Small Businesses Are Running the Same AI Playbook as Fortune 500 Companies
MIAMI, Florida: In February 2024, Klarna launched an AI customer service system that handled 2.3 million conversations in thirty days. It replaced the equivalent of 700 full-time employees, cut resolution times by 67 percent, and saved the company $39 million in a single year. Not over five years. One year. That kind of result used to require a nine-figure technology budget. Not anymore.
Small and mid-size businesses across the United States are now running the same AI tools that power enterprise operations at JPMorgan, UPS, and Delta Air Lines, at a fraction of the cost and without a dedicated technical team. The tools have become cheap. The real gap is knowing what to do with them.
Mike Partners has spent years working on both sides of that gap. As founder of AiExpert.org and a fractional Chief AI Integration Officer, he has built AI systems for Fortune 500 companies and helped a five-person cleaning company automate its scheduling in the same week. His book, AI or Die (Legacy Publishing Inc., 2025), co-authored with Brett K. Moore, is a field guide for business owners who know AI matters but haven’t yet moved past experimenting with it.
“The same AI models JPMorgan deploys across 200,000 employees are available as a $20 monthly subscription,” Mike Partners writes in the book. “The automation logic behind enterprise workflow optimization runs on Make.com for $16 per month. What separates the businesses capturing most of the value from those dividing the remainder is not access to better tools. It is having moved from experiment to production while everyone else was still attending webinars.”
The gap Mike Partners describes is widening. McKinsey research cited in AI or Die shows that 75 percent of the economic value created by AI is being captured by 20 percent of companies, and that early movers keep pulling ahead. The businesses not yet in production are not holding steady. They are falling further behind every month.
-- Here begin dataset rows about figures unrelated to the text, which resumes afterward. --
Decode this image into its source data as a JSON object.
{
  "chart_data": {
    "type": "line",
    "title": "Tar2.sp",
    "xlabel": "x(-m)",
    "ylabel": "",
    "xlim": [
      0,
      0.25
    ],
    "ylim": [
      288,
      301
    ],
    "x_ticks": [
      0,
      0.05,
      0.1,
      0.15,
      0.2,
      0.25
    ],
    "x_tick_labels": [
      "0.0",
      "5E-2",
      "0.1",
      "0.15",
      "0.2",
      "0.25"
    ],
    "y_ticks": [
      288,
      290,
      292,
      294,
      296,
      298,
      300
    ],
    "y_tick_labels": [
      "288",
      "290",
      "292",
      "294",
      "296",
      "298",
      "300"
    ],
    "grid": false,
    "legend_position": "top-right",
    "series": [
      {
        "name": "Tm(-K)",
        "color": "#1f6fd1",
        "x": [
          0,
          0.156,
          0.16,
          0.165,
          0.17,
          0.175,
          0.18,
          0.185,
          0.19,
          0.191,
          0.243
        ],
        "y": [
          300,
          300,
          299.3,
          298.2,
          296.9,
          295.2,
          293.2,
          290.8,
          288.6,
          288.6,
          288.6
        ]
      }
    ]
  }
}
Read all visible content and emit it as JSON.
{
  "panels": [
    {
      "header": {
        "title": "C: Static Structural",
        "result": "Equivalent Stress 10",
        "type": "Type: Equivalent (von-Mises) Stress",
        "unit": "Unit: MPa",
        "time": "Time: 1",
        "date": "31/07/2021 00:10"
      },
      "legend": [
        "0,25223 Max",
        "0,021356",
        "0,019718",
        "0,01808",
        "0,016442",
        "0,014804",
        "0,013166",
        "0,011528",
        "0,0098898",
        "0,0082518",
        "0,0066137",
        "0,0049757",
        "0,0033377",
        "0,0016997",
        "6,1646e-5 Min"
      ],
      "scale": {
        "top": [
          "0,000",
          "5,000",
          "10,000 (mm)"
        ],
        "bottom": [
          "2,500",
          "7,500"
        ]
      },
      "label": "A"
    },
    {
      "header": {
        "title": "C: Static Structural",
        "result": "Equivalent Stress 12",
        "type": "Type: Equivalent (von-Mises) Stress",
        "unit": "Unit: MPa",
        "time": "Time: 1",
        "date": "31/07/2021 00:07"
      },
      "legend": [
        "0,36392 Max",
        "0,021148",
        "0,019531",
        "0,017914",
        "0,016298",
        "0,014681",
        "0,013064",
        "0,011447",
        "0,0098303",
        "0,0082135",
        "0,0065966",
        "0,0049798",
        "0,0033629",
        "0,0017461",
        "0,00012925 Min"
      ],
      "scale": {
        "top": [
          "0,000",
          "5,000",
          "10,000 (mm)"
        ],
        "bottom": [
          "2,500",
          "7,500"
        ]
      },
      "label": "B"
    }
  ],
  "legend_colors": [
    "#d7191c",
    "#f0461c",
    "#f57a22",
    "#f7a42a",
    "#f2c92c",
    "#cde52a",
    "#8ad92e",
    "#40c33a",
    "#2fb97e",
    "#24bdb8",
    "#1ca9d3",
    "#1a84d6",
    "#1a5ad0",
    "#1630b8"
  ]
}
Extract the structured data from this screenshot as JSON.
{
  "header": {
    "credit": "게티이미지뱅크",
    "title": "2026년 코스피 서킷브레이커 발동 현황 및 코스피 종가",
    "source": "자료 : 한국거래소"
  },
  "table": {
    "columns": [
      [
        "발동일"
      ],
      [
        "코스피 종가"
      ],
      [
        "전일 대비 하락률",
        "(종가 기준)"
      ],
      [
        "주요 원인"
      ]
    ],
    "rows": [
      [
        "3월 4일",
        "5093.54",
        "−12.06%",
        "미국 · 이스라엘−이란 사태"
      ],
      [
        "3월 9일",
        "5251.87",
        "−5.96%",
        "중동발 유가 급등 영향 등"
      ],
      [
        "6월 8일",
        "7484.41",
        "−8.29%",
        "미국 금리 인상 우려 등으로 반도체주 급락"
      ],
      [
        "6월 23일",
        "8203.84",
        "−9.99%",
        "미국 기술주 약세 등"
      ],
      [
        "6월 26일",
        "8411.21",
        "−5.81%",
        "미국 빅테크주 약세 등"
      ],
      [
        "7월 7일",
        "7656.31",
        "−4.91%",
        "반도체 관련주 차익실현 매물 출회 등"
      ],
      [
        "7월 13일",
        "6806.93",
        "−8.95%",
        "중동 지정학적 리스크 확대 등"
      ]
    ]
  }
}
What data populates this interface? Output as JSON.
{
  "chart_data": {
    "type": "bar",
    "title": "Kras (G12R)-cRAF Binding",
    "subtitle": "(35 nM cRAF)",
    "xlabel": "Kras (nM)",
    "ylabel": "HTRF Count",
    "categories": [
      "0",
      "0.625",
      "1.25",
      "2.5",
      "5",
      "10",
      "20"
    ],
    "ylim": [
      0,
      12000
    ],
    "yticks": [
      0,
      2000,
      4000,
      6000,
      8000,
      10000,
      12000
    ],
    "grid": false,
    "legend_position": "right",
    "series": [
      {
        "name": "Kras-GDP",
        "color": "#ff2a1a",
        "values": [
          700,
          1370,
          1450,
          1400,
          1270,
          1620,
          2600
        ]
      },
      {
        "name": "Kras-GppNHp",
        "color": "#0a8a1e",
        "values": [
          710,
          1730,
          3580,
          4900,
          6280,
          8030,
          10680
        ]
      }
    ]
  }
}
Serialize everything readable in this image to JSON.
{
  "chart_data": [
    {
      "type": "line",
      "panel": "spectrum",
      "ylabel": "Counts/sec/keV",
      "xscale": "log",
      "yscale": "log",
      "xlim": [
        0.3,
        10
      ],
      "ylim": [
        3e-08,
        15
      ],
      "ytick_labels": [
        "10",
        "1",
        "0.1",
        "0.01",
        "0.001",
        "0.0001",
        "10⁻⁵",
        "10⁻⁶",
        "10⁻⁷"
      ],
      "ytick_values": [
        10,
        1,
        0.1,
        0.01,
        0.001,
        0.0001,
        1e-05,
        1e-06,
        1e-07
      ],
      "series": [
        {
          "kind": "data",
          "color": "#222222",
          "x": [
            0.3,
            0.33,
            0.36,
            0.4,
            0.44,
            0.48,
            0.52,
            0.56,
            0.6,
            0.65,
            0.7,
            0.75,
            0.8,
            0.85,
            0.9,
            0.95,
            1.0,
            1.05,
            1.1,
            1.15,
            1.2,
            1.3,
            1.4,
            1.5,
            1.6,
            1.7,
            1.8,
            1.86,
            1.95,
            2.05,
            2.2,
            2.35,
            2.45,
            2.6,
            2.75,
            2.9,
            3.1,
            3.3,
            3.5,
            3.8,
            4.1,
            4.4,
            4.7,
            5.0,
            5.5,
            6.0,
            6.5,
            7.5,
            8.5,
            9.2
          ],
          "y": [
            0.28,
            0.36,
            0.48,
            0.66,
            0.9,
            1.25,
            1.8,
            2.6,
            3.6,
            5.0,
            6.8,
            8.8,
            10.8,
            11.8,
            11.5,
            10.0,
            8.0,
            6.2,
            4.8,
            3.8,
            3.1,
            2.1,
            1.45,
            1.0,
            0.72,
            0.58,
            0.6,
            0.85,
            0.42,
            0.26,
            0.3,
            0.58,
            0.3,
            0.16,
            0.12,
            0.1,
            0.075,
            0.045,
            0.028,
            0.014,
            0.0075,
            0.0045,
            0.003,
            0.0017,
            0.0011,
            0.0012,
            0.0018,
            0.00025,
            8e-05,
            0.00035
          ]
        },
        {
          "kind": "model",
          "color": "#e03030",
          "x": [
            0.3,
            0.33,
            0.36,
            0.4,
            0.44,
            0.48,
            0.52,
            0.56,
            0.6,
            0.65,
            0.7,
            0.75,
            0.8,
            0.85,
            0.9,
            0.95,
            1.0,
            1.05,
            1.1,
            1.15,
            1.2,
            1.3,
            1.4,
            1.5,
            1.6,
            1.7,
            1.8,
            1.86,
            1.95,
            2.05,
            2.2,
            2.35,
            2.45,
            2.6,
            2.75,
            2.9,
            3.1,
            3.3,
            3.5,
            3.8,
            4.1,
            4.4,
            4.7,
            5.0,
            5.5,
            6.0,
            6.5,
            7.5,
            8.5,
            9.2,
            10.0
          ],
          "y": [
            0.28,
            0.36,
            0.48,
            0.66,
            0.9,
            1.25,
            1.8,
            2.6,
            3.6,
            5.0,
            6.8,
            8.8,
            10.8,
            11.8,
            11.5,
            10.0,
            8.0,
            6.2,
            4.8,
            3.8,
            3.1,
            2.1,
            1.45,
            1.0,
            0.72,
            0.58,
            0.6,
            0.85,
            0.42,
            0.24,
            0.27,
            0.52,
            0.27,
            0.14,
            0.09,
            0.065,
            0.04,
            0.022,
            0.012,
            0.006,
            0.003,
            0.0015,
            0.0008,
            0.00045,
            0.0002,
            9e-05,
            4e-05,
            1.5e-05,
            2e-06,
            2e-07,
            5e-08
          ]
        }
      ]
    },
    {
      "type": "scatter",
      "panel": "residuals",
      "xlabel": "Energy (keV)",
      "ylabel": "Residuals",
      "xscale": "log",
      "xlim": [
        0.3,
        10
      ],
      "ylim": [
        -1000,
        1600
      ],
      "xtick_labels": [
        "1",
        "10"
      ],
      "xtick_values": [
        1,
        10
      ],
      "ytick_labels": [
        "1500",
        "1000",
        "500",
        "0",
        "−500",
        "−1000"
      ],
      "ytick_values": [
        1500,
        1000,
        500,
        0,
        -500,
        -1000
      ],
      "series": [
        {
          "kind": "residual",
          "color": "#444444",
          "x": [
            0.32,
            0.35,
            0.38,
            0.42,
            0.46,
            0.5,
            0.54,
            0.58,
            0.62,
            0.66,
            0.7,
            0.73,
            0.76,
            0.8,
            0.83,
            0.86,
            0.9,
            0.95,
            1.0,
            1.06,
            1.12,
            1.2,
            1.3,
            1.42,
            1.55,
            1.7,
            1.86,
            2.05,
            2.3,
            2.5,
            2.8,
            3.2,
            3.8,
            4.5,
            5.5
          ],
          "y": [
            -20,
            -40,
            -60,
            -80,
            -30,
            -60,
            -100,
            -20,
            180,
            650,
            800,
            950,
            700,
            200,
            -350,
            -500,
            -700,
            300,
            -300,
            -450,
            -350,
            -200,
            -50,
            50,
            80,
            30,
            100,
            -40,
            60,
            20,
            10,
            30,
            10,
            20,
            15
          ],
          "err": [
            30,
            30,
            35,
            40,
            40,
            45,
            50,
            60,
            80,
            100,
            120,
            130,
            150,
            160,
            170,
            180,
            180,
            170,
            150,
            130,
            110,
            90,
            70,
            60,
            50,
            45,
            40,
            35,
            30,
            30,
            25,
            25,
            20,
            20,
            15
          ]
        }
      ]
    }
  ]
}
AiExpert.org works directly with private equity-backed companies and founder-owned businesses, a client mix that gives Mike Partners an unusual vantage point. Working across company sizes has led him to the same conclusion every time: the implementation framework that works for a family office managing generational wealth works just as well for a landscaping company with eight employees. The tools are the same. The principles are the same. The only variable is what problem you point them at.
AI or Die backs that argument with real financial models. A law firm adding an AI document processing tool at $1,800 per year, recovering five hours per week per professional and converting 40 percent of that time to billable work at $150 per hour, adds $273,000 to annual EBITDA. Return on the $1,800 investment: 152 times. A dental practice using AI scheduling recovers 20 percent of appointments lost to no-shows. A landscaping company cuts three hours per week from route planning and client follow-up.
The book’s central prioritization tool, the Effort-Impact Matrix, helps owners decide where to start. It maps automatable tasks against two questions: how hard is this to implement, and how much does it cost the business each year? The upper-left corner of that grid, high annual cost impact and low implementation difficulty, is where to begin. It keeps business owners from making the most common mistake: starting with what sounds most interesting instead of what pays off fastest.
Beyond efficiency, Mike Partners argues that early AI adoption builds three long-term advantages competitors cannot simply buy their way into: proprietary data from every AI-handled customer interaction, documented operational processes that make the business more scalable and more attractive in an acquisition, and an AI-fluent team that compounds in value over time.